Once that petition was submitted, the board of education would convene a commission to draft at least two different options for the governance structure of the board; these could include options ranging from a fully elected board, an appointed board or a mix of the two. Those options would be listed on the ballot, and whichever got a majority of votes would become the new school board structure. Depending on the outcome, the district can then hold elections for school board.
An alternative route to returning to an elected board would be changing state law. In order to do so, a state legislator would need to introduce a bill to amend the current law, pass it through both houses and then get the governor to sign off.
Just because Cleveland could return to an elected school, should it?

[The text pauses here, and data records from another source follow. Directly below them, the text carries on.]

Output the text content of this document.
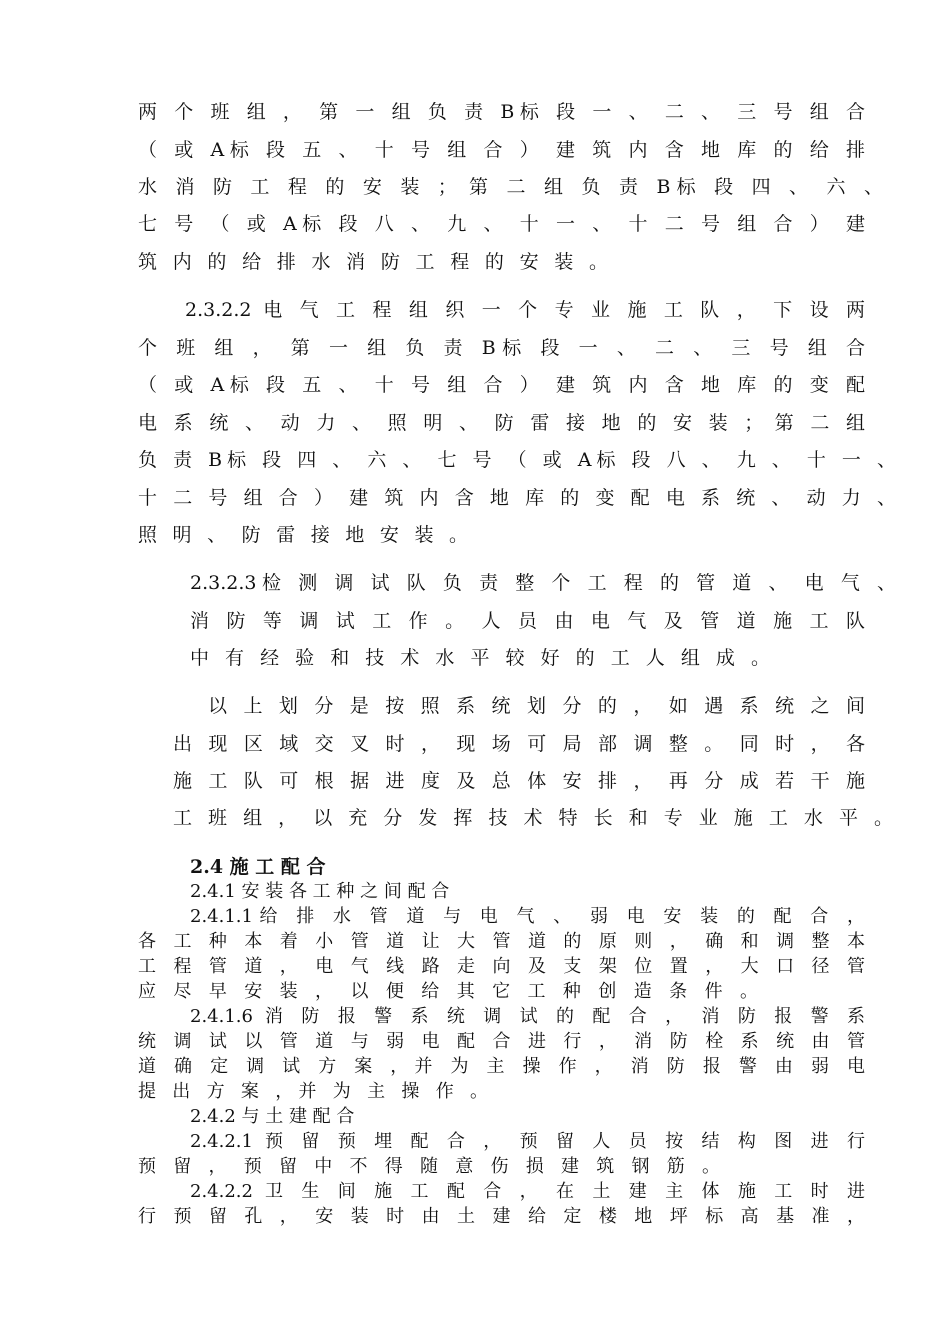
两 个 班 组 ， 第 一 组 负 责 B标 段 一 、 二 、 三 号 组 合
（ 或 A标 段 五 、 十 号 组 合 ） 建 筑 内 含 地 库 的 给 排
水 消 防 工 程 的 安 装 ； 第 二 组 负 责 B标 段 四 、 六 、
七 号 （ 或 A标 段 八 、 九 、 十 一 、 十 二 号 组 合 ） 建
筑 内 的 给 排 水 消 防 工 程 的 安 装 。
2.3.2.2 电 气 工 程 组 织 一 个 专 业 施 工 队 ， 下 设 两
个 班 组 ， 第 一 组 负 责 B标 段 一 、 二 、 三 号 组 合
（ 或 A标 段 五 、 十 号 组 合 ） 建 筑 内 含 地 库 的 变 配
电 系 统 、 动 力 、 照 明 、 防 雷 接 地 的 安 装 ； 第 二 组
负 责 B标 段 四 、 六 、 七 号 （ 或 A标 段 八 、 九 、 十 一 、
十 二 号 组 合 ） 建 筑 内 含 地 库 的 变 配 电 系 统 、 动 力 、
照 明 、 防 雷 接 地 安 装 。
2.3.2.3检 测 调 试 队 负 责 整 个 工 程 的 管 道 、 电 气 、
消 防 等 调 试 工 作 。 人 员 由 电 气 及 管 道 施 工 队
中 有 经 验 和 技 术 水 平 较 好 的 工 人 组 成 。
以 上 划 分 是 按 照 系 统 划 分 的 ， 如 遇 系 统 之 间
出 现 区 域 交 叉 时 ， 现 场 可 局 部 调 整 。 同 时 ， 各
施 工 队 可 根 据 进 度 及 总 体 安 排 ， 再 分 成 若 干 施
工 班 组 ， 以 充 分 发 挥 技 术 特 长 和 专 业 施 工 水 平 。
2.4 施 工 配 合
2.4.1 安 装 各 工 种 之 间 配 合
2.4.1.1给 排 水 管 道 与 电 气 、 弱 电 安 装 的 配 合 ，
各 工 种 本 着 小 管 道 让 大 管 道 的 原 则 ， 确 和 调 整 本
工 程 管 道 ， 电 气 线 路 走 向 及 支 架 位 置 ， 大 口 径 管
应 尽 早 安 装 ， 以 便 给 其 它 工 种 创 造 条 件 。
2.4.1.6 消 防 报 警 系 统 调 试 的 配 合 ， 消 防 报 警 系
统 调 试 以 管 道 与 弱 电 配 合 进 行 ， 消 防 栓 系 统 由 管
道 确 定 调 试 方 案 ，并 为 主 操 作 ， 消 防 报 警 由 弱 电
提 出 方 案 ，并 为 主 操 作 。
2.4.2 与 土 建 配 合
2.4.2.1 预 留 预 埋 配 合 ， 预 留 人 员 按 结 构 图 进 行
预 留 ， 预 留 中 不 得 随 意 伤 损 建 筑 钢 筋 。
2.4.2.2 卫 生 间 施 工 配 合 ， 在 土 建 主 体 施 工 时 进
行 预 留 孔 ， 安 装 时 由 土 建 给 定 楼 地 坪 标 高 基 准 ，
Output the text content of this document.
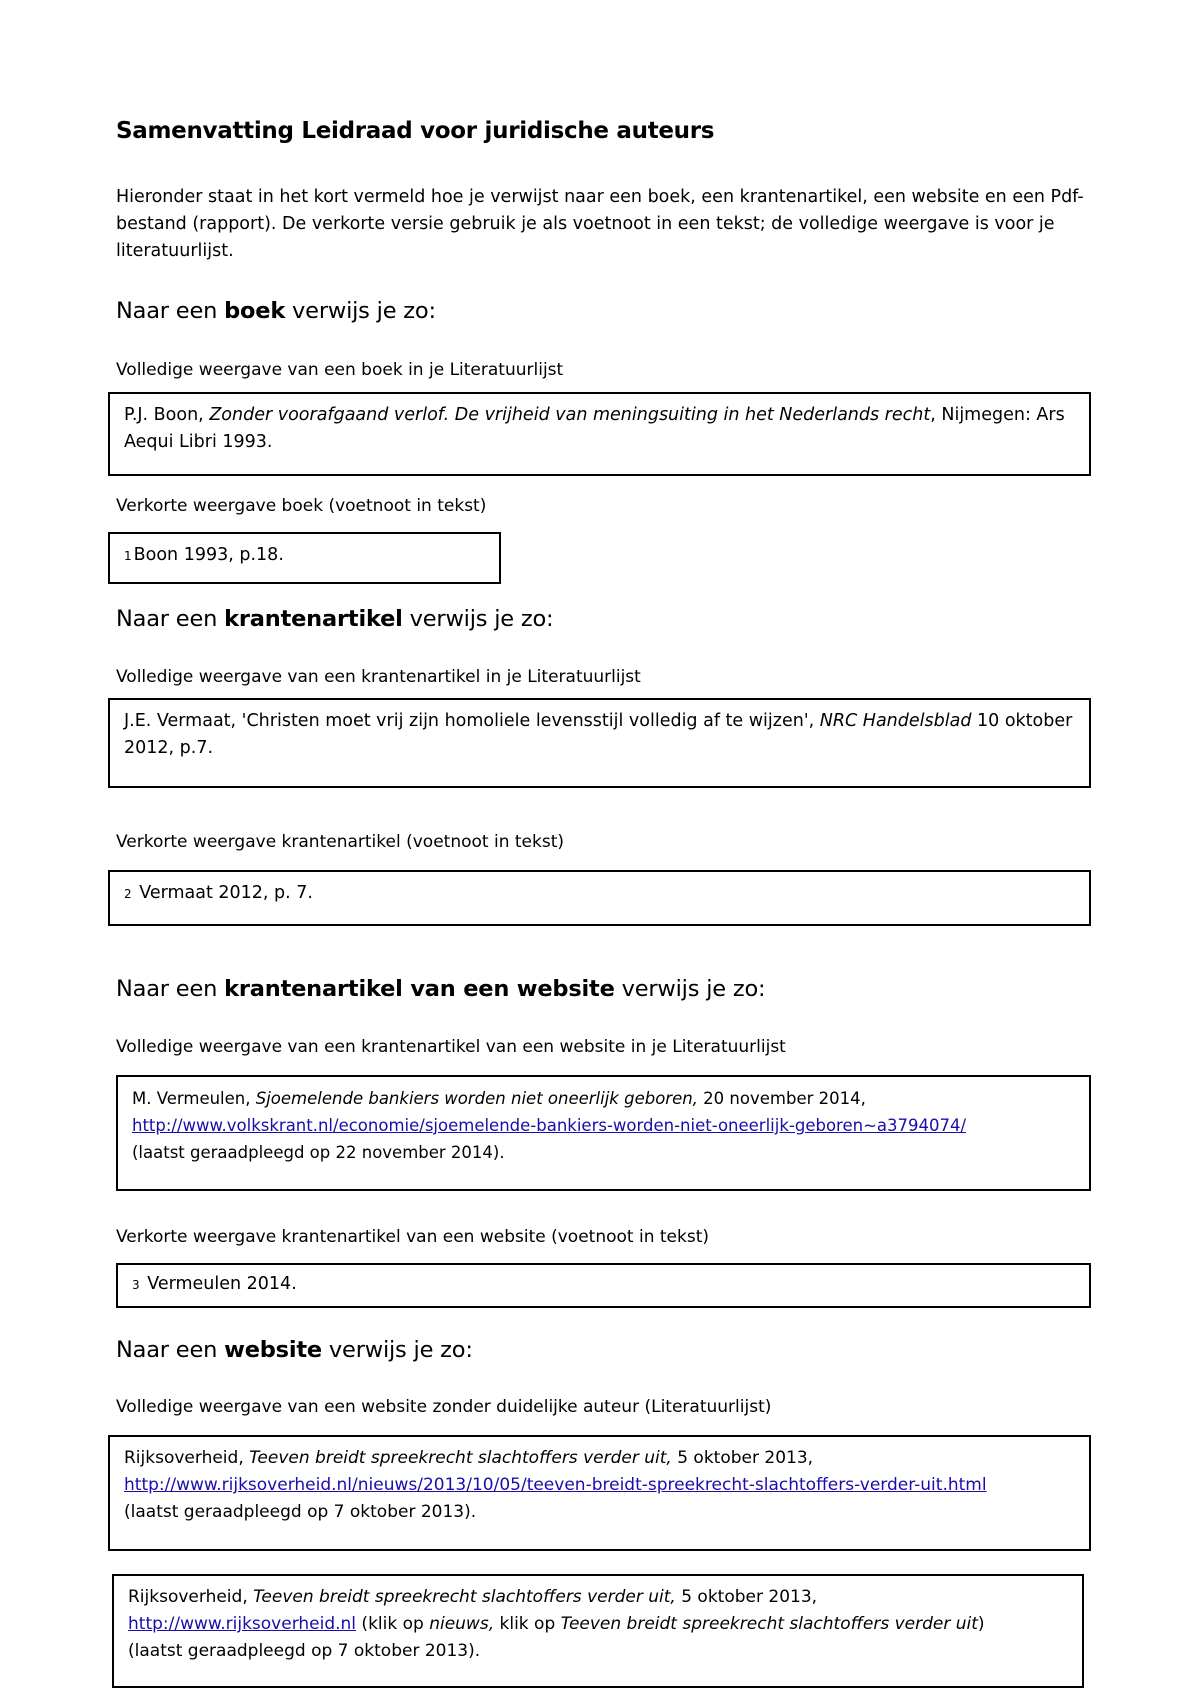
Samenvatting Leidraad voor juridische auteurs
Hieronder staat in het kort vermeld hoe je verwijst naar een boek, een krantenartikel, een website en een Pdf-bestand (rapport). De verkorte versie gebruik je als voetnoot in een tekst; de volledige weergave is voor je literatuurlijst.
Naar een boek verwijs je zo:
Volledige weergave van een boek in je Literatuurlijst
P.J. Boon, Zonder voorafgaand verlof. De vrijheid van meningsuiting in het Nederlands recht, Nijmegen: Ars Aequi Libri 1993.
Verkorte weergave boek (voetnoot in tekst)
1 Boon 1993, p.18.
Naar een krantenartikel verwijs je zo:
Volledige weergave van een krantenartikel in je Literatuurlijst
J.E. Vermaat, 'Christen moet vrij zijn homoliele levensstijl volledig af te wijzen', NRC Handelsblad 10 oktober 2012, p.7.
Verkorte weergave krantenartikel (voetnoot in tekst)
2 Vermaat 2012, p. 7.
Naar een krantenartikel van een website verwijs je zo:
Volledige weergave van een krantenartikel van een website in je Literatuurlijst
M. Vermeulen, Sjoemelende bankiers worden niet oneerlijk geboren, 20 november 2014,
http://www.volkskrant.nl/economie/sjoemelende-bankiers-worden-niet-oneerlijk-geboren~a3794074/
(laatst geraadpleegd op 22 november 2014).
Verkorte weergave krantenartikel van een website (voetnoot in tekst)
3 Vermeulen 2014.
Naar een website verwijs je zo:
Volledige weergave van een website zonder duidelijke auteur (Literatuurlijst)
Rijksoverheid, Teeven breidt spreekrecht slachtoffers verder uit, 5 oktober 2013,
http://www.rijksoverheid.nl/nieuws/2013/10/05/teeven-breidt-spreekrecht-slachtoffers-verder-uit.html
(laatst geraadpleegd op 7 oktober 2013).
Rijksoverheid, Teeven breidt spreekrecht slachtoffers verder uit, 5 oktober 2013,
http://www.rijksoverheid.nl (klik op nieuws, klik op Teeven breidt spreekrecht slachtoffers verder uit)
(laatst geraadpleegd op 7 oktober 2013).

Some residents, like Hodge and the people who clapped after her question last week, think the question is at least worth asking. There’s also a number of city council members who’ve brought the issue up now and in the past. Their argument, and Hodge’s argument, is that school districts spend taxpayer money, so taxpayers should have a say in who’s on the board.
But, electing the school board opens up a whole other can of worms: politics. Throughout the country, including in Ohio, school board elections can be contentious and political. In those places, organized groups with their own interests, such as Moms for Liberty, have a greater ability to directly influence how schools are run because they can campaign for and spend in school board elections.
Research also shows that urban public school systems with elected school boards, like Atlanta and Los Angeles, and those with appointed school boards, like Cleveland and Boston, don’t necessarily show significant differences in student achievement that can be attributed to their governance structures. In Cleveland, mayoral control has been credited as part of the district’s transformation since 2000.
There also are questions about whether an elected school board actually makes school control more democratic given that the people who turn out to vote most frequently aren’t necessarily representative of the school district. Some research has shown that people who are most likely to vote for school board are unlikely to have children enrolled in public schools.
Sara Elaqad, the current chair of CMSD’s school board, didn’t weigh in on if an elected school board is a better model. In her eyes, what the city should be focused on is how to make the best decisions for Cleveland’s students—decisions Elaqad believes she and the rest of the board have the necessary independence to make.
“My responsibility is to lead the type of school system that equitably delivers the educational opportunities and outcomes the children of Cleveland deserve, not to serve the agenda of any one person or group,” Elaqad wrote to Signal Cleveland. “That independence allows the education of our students to be our primary goal.”